The introduction scene of the film involves all the characters are invited with Vedic hymns, "Asathoma Sadgamaya", which translates to "Lead me to the Truth".

The characters are neglected by society, their quest for a societal status and food drives them to do all kinds of things to just remain in the training period as they want to avoid destitution. Given that it is a multi-layered plot, the narrator (Jaggesh) infuses tit-bits of stories to the viewer and seamlessly weaves them with the main plot. For example, the comedy scenes involving Nagaraj Murthy as a desperate king, who wants to build a mausoleum for his wife, are hilarious and signifies the hold on making the audience waiting for the intuitiveness of the next scene. Sudarshan has given a modification of a cool head who always emphasize Dharma, manager's role orchestrated by Sadananda, who is at his comical best.
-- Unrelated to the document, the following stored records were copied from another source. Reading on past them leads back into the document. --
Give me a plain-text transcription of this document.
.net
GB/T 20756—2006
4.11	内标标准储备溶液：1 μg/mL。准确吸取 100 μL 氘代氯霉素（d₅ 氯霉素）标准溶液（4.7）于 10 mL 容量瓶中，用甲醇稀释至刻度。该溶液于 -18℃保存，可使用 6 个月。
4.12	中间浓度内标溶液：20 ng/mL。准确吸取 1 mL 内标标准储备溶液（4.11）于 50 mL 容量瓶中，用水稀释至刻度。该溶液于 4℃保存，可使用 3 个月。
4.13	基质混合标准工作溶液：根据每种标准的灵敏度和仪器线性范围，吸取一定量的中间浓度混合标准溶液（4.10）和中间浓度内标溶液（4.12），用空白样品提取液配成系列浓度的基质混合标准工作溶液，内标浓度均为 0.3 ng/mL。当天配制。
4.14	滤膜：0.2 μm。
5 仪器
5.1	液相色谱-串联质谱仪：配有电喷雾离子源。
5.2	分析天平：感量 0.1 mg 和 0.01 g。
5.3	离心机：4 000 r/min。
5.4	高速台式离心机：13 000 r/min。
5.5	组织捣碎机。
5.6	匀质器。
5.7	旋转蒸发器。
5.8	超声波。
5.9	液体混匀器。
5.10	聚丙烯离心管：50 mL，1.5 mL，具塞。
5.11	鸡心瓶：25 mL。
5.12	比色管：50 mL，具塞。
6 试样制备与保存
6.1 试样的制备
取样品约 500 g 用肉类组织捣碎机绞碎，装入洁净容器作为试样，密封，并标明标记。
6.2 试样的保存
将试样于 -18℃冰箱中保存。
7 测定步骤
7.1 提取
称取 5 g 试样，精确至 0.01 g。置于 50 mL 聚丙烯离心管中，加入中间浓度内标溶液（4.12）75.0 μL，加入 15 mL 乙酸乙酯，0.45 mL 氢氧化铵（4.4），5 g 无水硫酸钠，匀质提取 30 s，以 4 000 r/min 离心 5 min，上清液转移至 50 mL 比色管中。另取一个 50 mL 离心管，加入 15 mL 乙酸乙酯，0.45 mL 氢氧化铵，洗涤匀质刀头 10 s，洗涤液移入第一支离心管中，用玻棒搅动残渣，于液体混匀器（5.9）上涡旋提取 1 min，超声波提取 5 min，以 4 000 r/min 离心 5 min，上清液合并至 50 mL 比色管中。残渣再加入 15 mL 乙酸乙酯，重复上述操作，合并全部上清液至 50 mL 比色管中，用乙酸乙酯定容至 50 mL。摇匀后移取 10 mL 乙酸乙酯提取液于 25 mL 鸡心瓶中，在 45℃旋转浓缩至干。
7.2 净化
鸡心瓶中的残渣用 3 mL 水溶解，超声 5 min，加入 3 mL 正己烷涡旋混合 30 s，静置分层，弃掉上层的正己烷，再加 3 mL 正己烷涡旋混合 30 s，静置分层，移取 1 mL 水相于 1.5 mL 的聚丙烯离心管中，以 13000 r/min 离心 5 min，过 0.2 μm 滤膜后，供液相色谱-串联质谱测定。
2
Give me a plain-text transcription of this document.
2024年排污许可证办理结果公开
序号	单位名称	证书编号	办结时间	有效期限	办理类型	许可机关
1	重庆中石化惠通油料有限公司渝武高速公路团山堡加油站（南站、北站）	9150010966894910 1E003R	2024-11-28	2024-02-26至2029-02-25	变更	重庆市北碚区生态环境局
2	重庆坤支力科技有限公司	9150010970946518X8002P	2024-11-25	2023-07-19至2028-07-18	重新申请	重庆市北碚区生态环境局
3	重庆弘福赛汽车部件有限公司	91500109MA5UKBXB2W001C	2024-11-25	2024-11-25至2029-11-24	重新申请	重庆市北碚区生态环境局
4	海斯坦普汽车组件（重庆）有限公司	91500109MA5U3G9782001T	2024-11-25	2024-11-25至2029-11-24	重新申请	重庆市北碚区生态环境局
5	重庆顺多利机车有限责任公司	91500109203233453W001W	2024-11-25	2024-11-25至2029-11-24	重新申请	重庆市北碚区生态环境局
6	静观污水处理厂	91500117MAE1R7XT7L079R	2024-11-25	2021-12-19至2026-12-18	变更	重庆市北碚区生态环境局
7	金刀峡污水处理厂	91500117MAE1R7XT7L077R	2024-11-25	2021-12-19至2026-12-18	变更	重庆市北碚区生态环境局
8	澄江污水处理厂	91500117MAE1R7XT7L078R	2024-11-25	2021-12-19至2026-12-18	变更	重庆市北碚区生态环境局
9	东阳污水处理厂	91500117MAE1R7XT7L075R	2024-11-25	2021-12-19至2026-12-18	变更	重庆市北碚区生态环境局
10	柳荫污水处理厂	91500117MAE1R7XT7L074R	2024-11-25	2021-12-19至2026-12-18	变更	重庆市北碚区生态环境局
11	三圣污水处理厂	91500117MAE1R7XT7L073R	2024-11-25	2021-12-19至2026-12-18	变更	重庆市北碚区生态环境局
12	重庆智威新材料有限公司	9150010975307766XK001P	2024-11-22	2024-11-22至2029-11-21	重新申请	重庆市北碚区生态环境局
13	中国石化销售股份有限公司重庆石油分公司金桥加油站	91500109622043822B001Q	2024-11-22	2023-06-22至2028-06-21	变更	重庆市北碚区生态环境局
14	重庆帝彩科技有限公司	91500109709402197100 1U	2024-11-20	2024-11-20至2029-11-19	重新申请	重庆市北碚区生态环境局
The story progresses through the many travails of all the six apprentices, who fight for their place under the sun. This process takes them on a journey which transforms their previous meaningless lives into a completely different dimension. The plot also explores the many illegal activities that run behind the scenes in a mutt.

In the end, Jaggesh and the others realize the true meaning of life, and they each adopt a profession best suited to their personality. Sister Martha is revealed to be a guardian angel for the financially ailing mutt when she donates a substantial amount of money for its betterment. The movie ends with Jaggesh thanking sister Martha, and Guruprasad and Sudarshan sharing a small but lively conversation about the outcome of the story.

== Production ==
The film began production on 14 January 2004 and was in production for two years. The film was shot in a matha near Thirthahalli during the monsoon season. G. V. Iyer and Vadiraj were supposed to be a part of the film but due to their untimely demise, the former was replaced by R. N. Sudarshan. Former police officer Girish Mattannavar was paid ₹1.25 lakh for his two day role. Due to Vadiraj's untimely demise, he couldn't act in the film.

==Soundtrack==
The film has six songs composed by V. Manohar and Udayaravi, with lyrics by K. R. Sitaram Shastri, V. Manohar, Chaturmukha and Kaviraj. They were sung by C. Ashwath, Gurukiran, B. Jayashree, Hemanth, Chetan and Chaitra H. G.

| No. | Title | Lyrics | Length |
|---|---|---|---|
| 1. | "Tappu Maadadauru" | V. Manohar | 4:21 |
| 2. | "Kajol Kappgilve" |  | 3:45 |
| 3. | "Gajavadana" |  | 2:00 |
| 4. | "Tandetayi" |  | 2:04 |
| 5. | "Wanted" |  | 3:35 |
| 6. | "Jayate Jayate" |  | 5:18 |

==Critical reception==
A critic from Chitraloka.com wrote, "The beauty of this film Mata is the fantastic selection of artistes. All of them have given the perfect timing required for this hilarious film with undercurrents". Deccan Herald wrote "The movie is hilarious, yet puts across its message effortlessly. The film could have been shortened a bit though".

In 2022, a critic from News18 wrote that the movie was like a true vision of unrighteousness happening in a monastery and praised Jaggesh's performance.

==Controversy==
This movie took on a controversial color when Jaggesh was presented with the Karnataka State Film Award for Best Supporting Actor. Jaggesh publicly expressed his disappointment that he was chosen for the award for best supporting actor despite playing the lead role and decided to reject the state award.